Perbandingan tuntutan dan vonis; langkah hukum berikutnya

Vonis seumur hidup yang dijatuhkan majelis hakim lebih ringan dibanding tuntutan jaksa yang mengharapkan hukuman mati. Secara prosedural, baik pihak terdakwa (melalui penasihat hukum) maupun JPU masih memiliki hak untuk mengajukan upaya hukum (banding atau kasasi) dalam jangka waktu yang ditetapkan undang-undang. Dalam sidang, kedua pihak menyatakan akan mempertimbangkan opsi tersebut.

Implikasi untuk institusi: etika, akuntabilitas, dan pengawasan internal

Kasus ini menyoroti dua hal utama yang sensitif bagi institusi kepolisian: konflik kepentingan internal dan penanganan tambang/galian ilegal yang sering memicu benturan kepentingan antara aparat dan pelaku usaha lokal. Pemecatan Dadang pada November 2024 menyiratkan langkah internal disipliner yang cepat, namun akar masalah mengapa seorang perwira terlibat dalam proyek yang berpotensi konflik kepentingan dengan tugasnya menuntut evaluasi kebijakan pengawasan internal dan mekanisme pencegahan penyalahgunaan wewenang.

Publik kerap menilai kredibilitas penegakan hukum tidak hanya dari vonis pengadilan pidana, tetapi juga dari keberlangsungan reforma internal yang mencegah pengulangan kasus serupa.

Luka yang tak mudah sembuh

Putusan pengadilan memberi respons hukum atas tindakan yang menghilangkan nyawa seorang penyidik. Namun bagi keluarga korban, hilangnya anak dan saudara tetap menyisakan luka mendalam yang tak bisa ditutup dengan vonis apa pun.
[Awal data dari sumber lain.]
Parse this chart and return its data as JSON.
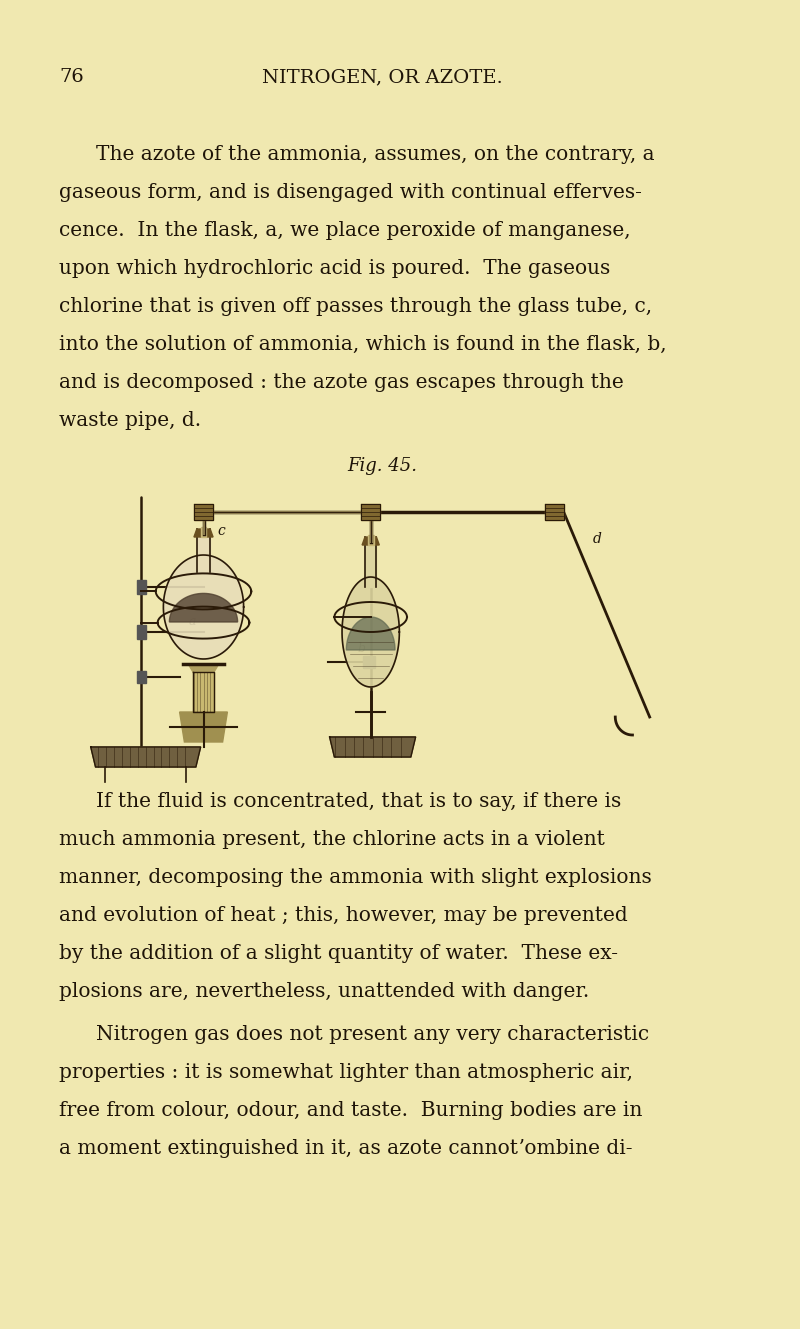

Bagi institusi, putusan ini menjadi momen refleksi: menegakkan hukum terhadap pelanggar di dalam tubuhnya sendiri sekaligus menutup celah-celah yang memungkinkan konflik kepentingan memicu tragedi.

Laporan ini disusun berdasarkan keterangan persidangan, tuntutan jaksa, dan pernyataan keluarga sebagaimana dikabarkan dalam proses persidangan. Untuk rincian administrasi pengadilan, draf putusan, atau perkembangan upaya banding, pembaruan akan tercatat dalam dokumen resmi pengadilan dan jaksa.